Seattle teachers organize Black Lives Matter day
Oct 13, 2016, 6:28 AM
Seattle teachers are organizing a Black Lives Matter demonstration next week.
The demonstration will simply be teachers wearing Black Lives Matter T-shirts on Oct. 19. The teachers are planning their demonstration during the kick-off event for Seattle Public Schools’ effort to close the achievement gap between black and white students. The plan is separate from the effort.
The scenario is familiar to last month when teachers planned to wear Black Lives Matter T-shirts during an unrelated event. The demonstration was received as controversial by some and was ultimately cancelled. The annual Black Men Uniting to Change the Narrative event at John Muir Elementary School was canceled as well — the same day teachers planned to wear Black Lives Matter T-shirts — after there were threats against the school.
KIRO 7 reports that about 1,000 teachers in the district have ordered Black Lives Matter T-shirts ahead of time. And that Hamilton Middle School teacher Sarah Arvey organized the demonstration in response to the threats directed at John Muir Elementary.
Black Lives Matter and Seattle schools
An email was sent from Seattle Public Schools to families on Oct. 7 explaining the school district’s plans, and the teachers’ demonstration. It explains that the district is starting an effort to close the achievement gap between its white students and students of color.

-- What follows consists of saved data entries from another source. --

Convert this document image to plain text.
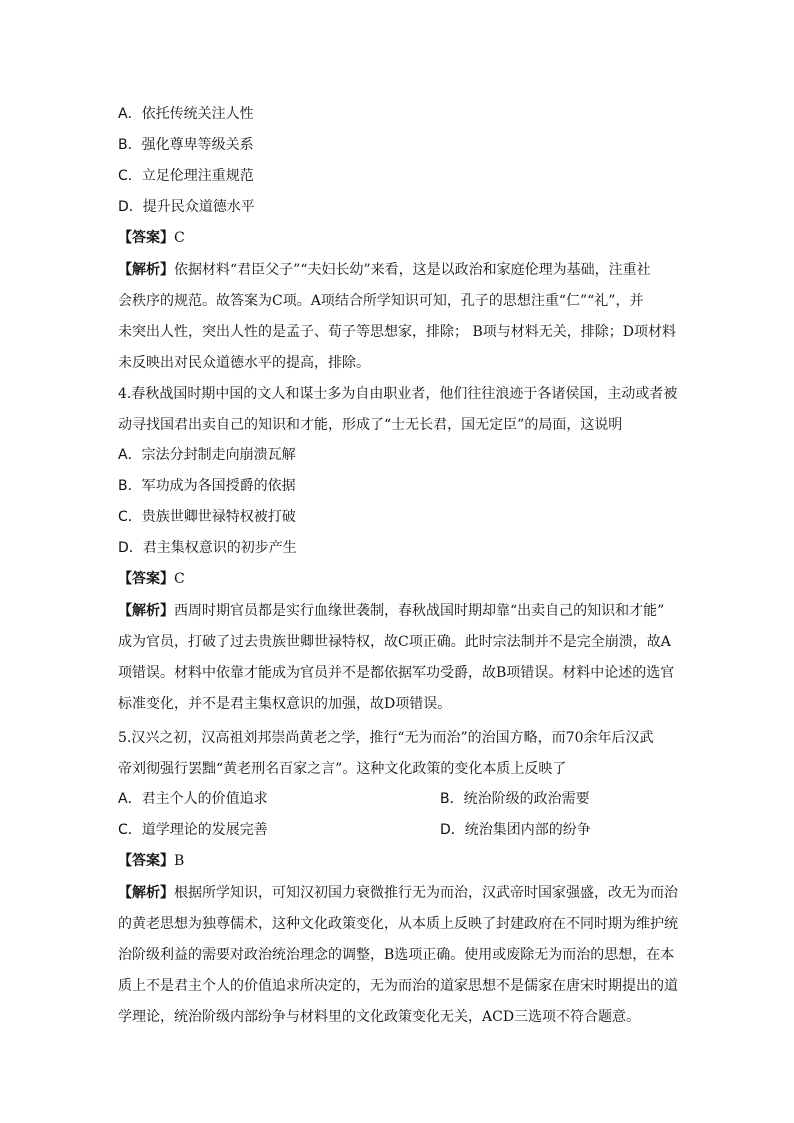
A．依托传统关注人性
B．强化尊卑等级关系
C．立足伦理注重规范
D．提升民众道德水平
【答案】C
【解析】依据材料“君臣父子”“夫妇长幼”来看，这是以政治和家庭伦理为基础，注重社
会秩序的规范。故答案为C项。A项结合所学知识可知，孔子的思想注重“仁”“礼”，并
未突出人性，突出人性的是孟子、荀子等思想家，排除； B项与材料无关，排除；D项材料
未反映出对民众道德水平的提高，排除。
4.春秋战国时期中国的文人和谋士多为自由职业者，他们往往浪迹于各诸侯国，主动或者被
动寻找国君出卖自己的知识和才能，形成了“士无长君，国无定臣”的局面，这说明
A．宗法分封制走向崩溃瓦解
B．军功成为各国授爵的依据
C．贵族世卿世禄特权被打破
D．君主集权意识的初步产生
【答案】C
【解析】西周时期官员都是实行血缘世袭制，春秋战国时期却靠“出卖自己的知识和才能”
成为官员，打破了过去贵族世卿世禄特权，故C项正确。此时宗法制并不是完全崩溃，故A
项错误。材料中依靠才能成为官员并不是都依据军功受爵，故B项错误。材料中论述的选官
标准变化，并不是君主集权意识的加强，故D项错误。
5.汉兴之初，汉高祖刘邦崇尚黄老之学，推行“无为而治”的治国方略，而70余年后汉武
帝刘彻强行罢黜“黄老刑名百家之言”。这种文化政策的变化本质上反映了
A．君主个人的价值追求	B．统治阶级的政治需要
C．道学理论的发展完善	D．统治集团内部的纷争
【答案】B
【解析】根据所学知识，可知汉初国力衰微推行无为而治，汉武帝时国家强盛，改无为而治
的黄老思想为独尊儒术，这种文化政策变化，从本质上反映了封建政府在不同时期为维护统
治阶级利益的需要对政治统治理念的调整，B选项正确。使用或废除无为而治的思想，在本
质上不是君主个人的价值追求所决定的，无为而治的道家思想不是儒家在唐宋时期提出的道
学理论，统治阶级内部纷争与材料里的文化政策变化无关，ACD三选项不符合题意。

While Seattle Public Schools outperforms like districts academically and is considered a high performing urban district, we still have unacceptable opportunity and achievement gaps. We have the 5th largest academic achievement gap in the nation between black and white students.
As a result of that gap, the Seattle district is debuting a campaign called “Close the Gaps.” The district is starting the effort with events during Oct. 16-22.
The email also notes that during the kick-off week, the district is promoting Oct. 19 as a “day of solidarity to bring focus to racial equity and affirming the lives of out students — specifically students of color.” The district points out that the Seattle Education Association — the teachers union — is organizing the Black Lives Matter demonstration.
In support of this focus, members are choosing to wear Black Lives matter t-shirts, stickers or other symbols of their commitment to students in a coordinated effort.
The email ends by saying the teachers union is leading the t-shirt effort and “working to promote transformational conversations with staff, families, and students on this issue.”